Government, Political Parties
Refah, Welfare Party, ANAP, Development Party, Justice Party
All political parties were dissolved after the 1980 coup, and leaders of the Republican People’s Party (Turkish acronym, CHP) and the Justice Party (AP) were subsequently barred from taking part in national politics for at least ten years. In elections since the restoration of civilian rule, the Motherland Party (ANAP) won parliamentary majorities in both 1983 and 1987. The True Path Party (DYP) won the largest number of seats in the 1991 parliamentary elections. Other parties holding seats after the 1991 elections included the Social Democratic Populist Party (SHP), the Welfare Party (Refah), and the Democratic Left Party (DSP).
In September 1995 the DYP-led government collapsed, and early elections were called. For the next several years, Turkey was led by a series of unstable coalitions, marked by personal rivalries and fragmentation on both the left and right. In the December 1995 elections, the Welfare Party, an Islamic party, won a plurality with only 21 percent of the vote. The DYP and ANAP each received about 19 percent of the vote. Other parties that won seats in the 1995 elections were the CHP (reactivated in 1992), the Democratic Left Party (DSP), and the Grand Unity Party (BBP). The DYP and ANAP, longtime rivals, formed a coalition in March 1996 to block the Welfare Party from power, but this coalition collapsed in June. The DYP was then forced to form a coalition with the Welfare Party, which collapsed one year later. In June 1997 ANAP leader Mesut Yilmaz was appointed prime minister. He formed a new coalition government with the DSP and the Democratic Turkey Party (DTP), a new center-right party.

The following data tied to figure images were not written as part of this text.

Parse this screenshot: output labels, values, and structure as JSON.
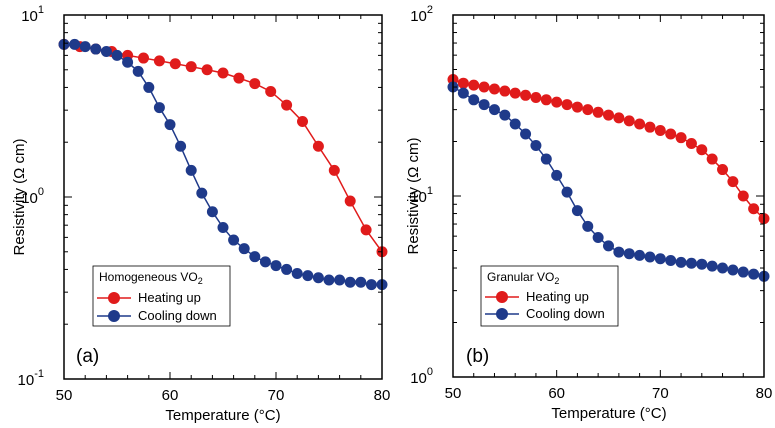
{
  "chart_data": [
    {
      "panel_label": "(a)",
      "type": "line",
      "xlabel": "Temperature (°C)",
      "ylabel": "Resistivity (Ω cm)",
      "xlim": [
        50,
        80
      ],
      "ylim": [
        0.1,
        10
      ],
      "yscale": "log",
      "x_ticks": [
        "50",
        "60",
        "70",
        "80"
      ],
      "y_ticks": [
        {
          "base": "10",
          "exp": "-1"
        },
        {
          "base": "10",
          "exp": "0"
        },
        {
          "base": "10",
          "exp": "1"
        }
      ],
      "legend": {
        "placement": "bottom-left",
        "title": "Homogeneous VO",
        "title_sub": "2"
      },
      "series": [
        {
          "name": "Heating up",
          "color": "#e01b1b",
          "x": [
            50,
            51.5,
            53,
            54.5,
            56,
            57.5,
            59,
            60.5,
            62,
            63.5,
            65,
            66.5,
            68,
            69.5,
            71,
            72.5,
            74,
            75.5,
            77,
            78.5,
            80
          ],
          "y": [
            6.9,
            6.7,
            6.5,
            6.3,
            6.0,
            5.8,
            5.6,
            5.4,
            5.2,
            5.0,
            4.8,
            4.5,
            4.2,
            3.8,
            3.2,
            2.6,
            1.9,
            1.4,
            0.95,
            0.66,
            0.5
          ]
        },
        {
          "name": "Cooling down",
          "color": "#1f3a8a",
          "x": [
            50,
            51,
            52,
            53,
            54,
            55,
            56,
            57,
            58,
            59,
            60,
            61,
            62,
            63,
            64,
            65,
            66,
            67,
            68,
            69,
            70,
            71,
            72,
            73,
            74,
            75,
            76,
            77,
            78,
            79,
            80
          ],
          "y": [
            6.9,
            6.9,
            6.7,
            6.5,
            6.3,
            6.0,
            5.5,
            4.9,
            4.0,
            3.1,
            2.5,
            1.9,
            1.4,
            1.05,
            0.83,
            0.68,
            0.58,
            0.52,
            0.47,
            0.44,
            0.42,
            0.4,
            0.38,
            0.37,
            0.36,
            0.35,
            0.35,
            0.34,
            0.34,
            0.33,
            0.33
          ]
        }
      ]
    },
    {
      "panel_label": "(b)",
      "type": "line",
      "xlabel": "Temperature (°C)",
      "ylabel": "Resistivity (Ω cm)",
      "xlim": [
        50,
        80
      ],
      "ylim": [
        1,
        100
      ],
      "yscale": "log",
      "x_ticks": [
        "50",
        "60",
        "70",
        "80"
      ],
      "y_ticks": [
        {
          "base": "10",
          "exp": "0"
        },
        {
          "base": "10",
          "exp": "1"
        },
        {
          "base": "10",
          "exp": "2"
        }
      ],
      "legend": {
        "placement": "bottom-left",
        "title": "Granular VO",
        "title_sub": "2"
      },
      "series": [
        {
          "name": "Heating up",
          "color": "#e01b1b",
          "x": [
            50,
            51,
            52,
            53,
            54,
            55,
            56,
            57,
            58,
            59,
            60,
            61,
            62,
            63,
            64,
            65,
            66,
            67,
            68,
            69,
            70,
            71,
            72,
            73,
            74,
            75,
            76,
            77,
            78,
            79,
            80
          ],
          "y": [
            44,
            42,
            41,
            40,
            39,
            38,
            37,
            36,
            35,
            34,
            33,
            32,
            31,
            30,
            29,
            28,
            27,
            26,
            25,
            24,
            23,
            22,
            21,
            19.5,
            18,
            16,
            14,
            12,
            10,
            8.5,
            7.5
          ]
        },
        {
          "name": "Cooling down",
          "color": "#1f3a8a",
          "x": [
            50,
            51,
            52,
            53,
            54,
            55,
            56,
            57,
            58,
            59,
            60,
            61,
            62,
            63,
            64,
            65,
            66,
            67,
            68,
            69,
            70,
            71,
            72,
            73,
            74,
            75,
            76,
            77,
            78,
            79,
            80
          ],
          "y": [
            40,
            37,
            34,
            32,
            30,
            28,
            25,
            22,
            19,
            16,
            13,
            10.5,
            8.3,
            6.8,
            5.9,
            5.3,
            4.9,
            4.8,
            4.7,
            4.6,
            4.5,
            4.4,
            4.3,
            4.25,
            4.2,
            4.1,
            4.0,
            3.9,
            3.8,
            3.7,
            3.6
          ]
        }
      ]
    }
  ]
}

In January 1998 the constitutional court outlawed the Welfare Party on the grounds that it threatened the secular nature of the Turkish state. Former members of the party joined a newly formed Islamic party called Virtue, making it the largest party in parliament. In November the Yilmaz government fell, and former prime minister and DSP leader Bulent Ecevit formed an interim government. In April 1999 elections the DSP secured the most parliamentary seats, followed by the rightist Nationalist Action Party (MHP) and Virtue. No party won an outright majority. Ecevit, again excluding the Islamists, formed a coalition government consisting of the DSP, the MHP, and ANAP (which had placed fourth in the elections). In November 2002 elections the Justice and Development Party (AKP), a party with Islamist roots formed in 2001, secured an outright majority in the parliament.